The money was then reimbursed in smaller amounts through the Guinness and Mahon bank in Dublin. The tribunal has also established that after 1989, the Irish Intercontinental Bank handled the cash.

It is not only Dunne who dispensed such largesse. Another who presented the former taoiseach with large sums is the tycoon Dermot Desmond. He confessed in January of 1998 that he had given £500 to Haughey’s family and companies associated with him.

Another formerly wealthy property tycoon, Patrick Gallagher, who was jailed for fraud in Northern Ireland, also confessed last February that he had placed a £375,000 deposit on the Haughey estate only to lose it all when the Gallagher Group, based in the Cayman Islands, collapsed.

The details of the various deals would be amusing if not for the fact that they reveal a depth of casual corruption at the zenith of what Haughey called "Ireland Inc.," a corruption that we know now is mind boggling in its scope and implications.

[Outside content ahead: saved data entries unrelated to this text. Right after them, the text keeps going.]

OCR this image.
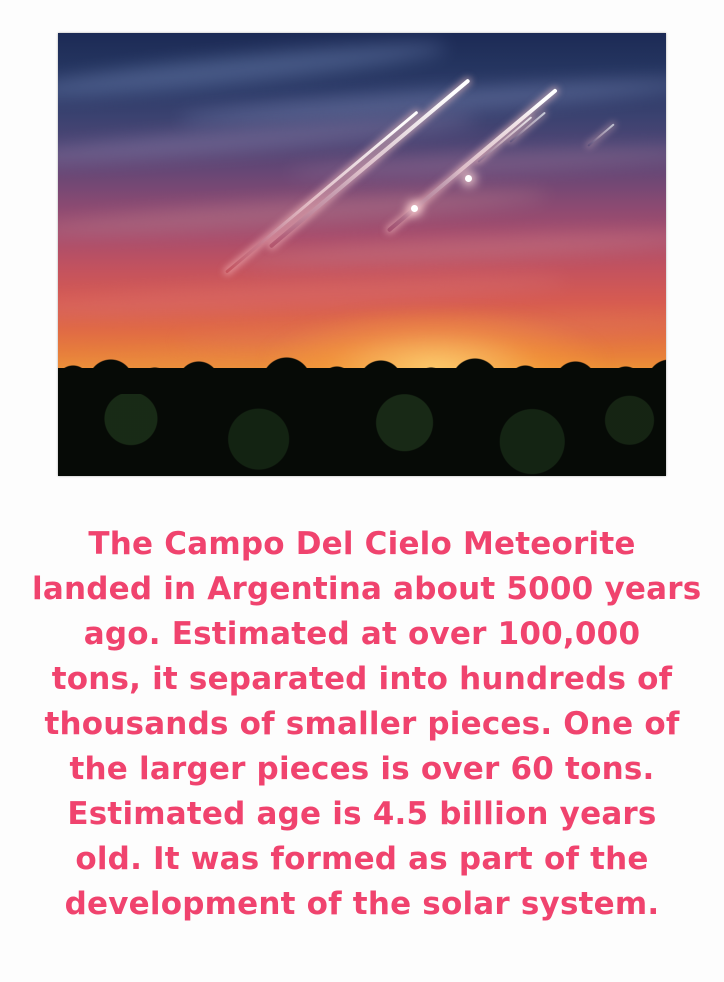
The Campo Del Cielo Meteorite
landed in Argentina about 5000 years
ago. Estimated at over 100,000
tons, it separated into hundreds of
thousands of smaller pieces. One of
the larger pieces is over 60 tons.
Estimated age is 4.5 billion years
old. It was formed as part of the
development of the solar system.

For example, Dunne claims that he cannot remember if he paid £180,000 for the use of Celtic Helicopters. He has already revealed that he visited Haughey’s mansion in Kinsealy, near Malahide in north County Dublin, carrying a check for a huge amount in the rear pocket of his golfing pants. He did so because he had heard that the taoiseach was depressed by the state of his financial affairs.

This kind of Fantasy Ireland may become a thing of the past, thanks to the work of the tribunals. Newspaper staff can now throw the libel concerns in the bottom drawer. The headlines are going to be bigger than usual in the next few months. Who needs a Bill Clinton for entertainment?